A narrativa do episódio da morte de Inês de Castro organiza os momentos da história, quase que totalmente de modo linear, pois, inicialmente, tem-se uma prolepse que aponta para o desfecho do episódio (Aconteceu da mísera e mesquinha/Que despois de ser morta foi rainha), e, na sequência, a história apresenta-se apenas linearmente ao narrar a prisão de Inês, a súplica ao rei por parte da mesma, e a morte daquela. Não podendo se esquecer de mencionar as suspensões temporais quando das alusões mitológicas, isto é, pode-se entender que ao referencializar um contexto outro, o da mitologia greco-latina, a narrativa se deslineariza com o uso de analepses.

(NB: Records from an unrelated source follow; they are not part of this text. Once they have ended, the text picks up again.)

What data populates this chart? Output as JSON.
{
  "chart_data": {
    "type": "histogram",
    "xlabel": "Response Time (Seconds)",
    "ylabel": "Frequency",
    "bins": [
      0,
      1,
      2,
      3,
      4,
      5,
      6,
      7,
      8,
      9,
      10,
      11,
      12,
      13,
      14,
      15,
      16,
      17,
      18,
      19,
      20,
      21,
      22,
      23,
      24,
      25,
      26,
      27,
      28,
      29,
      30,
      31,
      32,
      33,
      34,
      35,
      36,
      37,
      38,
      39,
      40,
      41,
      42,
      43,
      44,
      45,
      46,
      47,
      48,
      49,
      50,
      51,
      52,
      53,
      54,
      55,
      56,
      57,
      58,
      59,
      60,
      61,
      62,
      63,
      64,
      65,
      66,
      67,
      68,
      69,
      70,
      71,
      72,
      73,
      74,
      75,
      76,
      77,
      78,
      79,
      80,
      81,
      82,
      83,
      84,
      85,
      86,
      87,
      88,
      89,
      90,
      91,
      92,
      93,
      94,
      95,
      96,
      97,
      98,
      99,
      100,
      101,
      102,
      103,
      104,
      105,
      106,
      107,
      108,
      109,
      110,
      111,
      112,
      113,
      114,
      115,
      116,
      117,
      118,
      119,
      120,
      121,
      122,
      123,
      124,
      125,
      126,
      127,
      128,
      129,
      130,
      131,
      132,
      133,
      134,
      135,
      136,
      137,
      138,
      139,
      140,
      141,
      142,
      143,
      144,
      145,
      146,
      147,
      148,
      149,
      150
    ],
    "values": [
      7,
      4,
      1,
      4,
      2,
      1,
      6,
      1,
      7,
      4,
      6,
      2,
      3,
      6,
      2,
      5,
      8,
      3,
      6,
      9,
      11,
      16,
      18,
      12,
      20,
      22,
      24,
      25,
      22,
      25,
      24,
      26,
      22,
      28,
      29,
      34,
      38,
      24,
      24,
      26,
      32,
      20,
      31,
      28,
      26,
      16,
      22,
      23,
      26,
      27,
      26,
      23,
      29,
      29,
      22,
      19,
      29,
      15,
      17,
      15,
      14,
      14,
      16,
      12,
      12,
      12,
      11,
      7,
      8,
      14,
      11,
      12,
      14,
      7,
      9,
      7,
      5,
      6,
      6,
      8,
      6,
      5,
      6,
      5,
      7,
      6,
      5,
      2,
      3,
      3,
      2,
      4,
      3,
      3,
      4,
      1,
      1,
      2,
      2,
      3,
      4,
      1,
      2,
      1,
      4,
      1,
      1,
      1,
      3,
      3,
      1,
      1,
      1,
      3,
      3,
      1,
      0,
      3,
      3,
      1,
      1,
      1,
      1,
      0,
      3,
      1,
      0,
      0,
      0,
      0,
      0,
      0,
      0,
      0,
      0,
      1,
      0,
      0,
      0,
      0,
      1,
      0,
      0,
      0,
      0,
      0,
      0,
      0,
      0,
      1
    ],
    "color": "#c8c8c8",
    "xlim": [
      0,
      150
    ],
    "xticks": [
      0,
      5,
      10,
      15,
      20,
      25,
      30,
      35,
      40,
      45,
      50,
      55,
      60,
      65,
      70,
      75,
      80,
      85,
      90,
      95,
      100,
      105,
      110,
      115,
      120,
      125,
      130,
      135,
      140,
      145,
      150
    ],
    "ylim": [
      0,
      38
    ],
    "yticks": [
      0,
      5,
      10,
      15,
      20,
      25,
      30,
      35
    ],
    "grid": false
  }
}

Os recursos estilísticos utilizados pelo narrador como intensificadores do sentido podem ser encadeados segundo o conceito de “narração dentro da narração”, já que o mais aparente na obra camoniana, e não apenas no episódio da morte de Inês de Castro, é, sobretudo, as referências clássicas como argumento de autoridade para confirmar a epopeia em questão como uma narrativa tão grandiosa quanto às epopeias de Homero. Uma espécie de mitologia particular é travestida pela mitologia clássica greco-latina, uma vez que o narrador utiliza dessa para a construção comparativa dos fatos e das personagens em qualificação semelhante. O solene/sublime repousa, sobremaneira, no efeito estético sugerido pelo uso da mitologia greco-latina, isto é, os acontecimentos da história de Portugal são narrados com a mesma equivalência grandiosa dos acontecimentos da história greco-latina.

Referencial bibliográfico:

CAMÕES, Luís Vaz de. Os Lusíadas. São Paulo: Ateliê Editorial, 2001.

GENETTE, Gérard. Discurso da narrativa. Lisboa: Vega, 1995.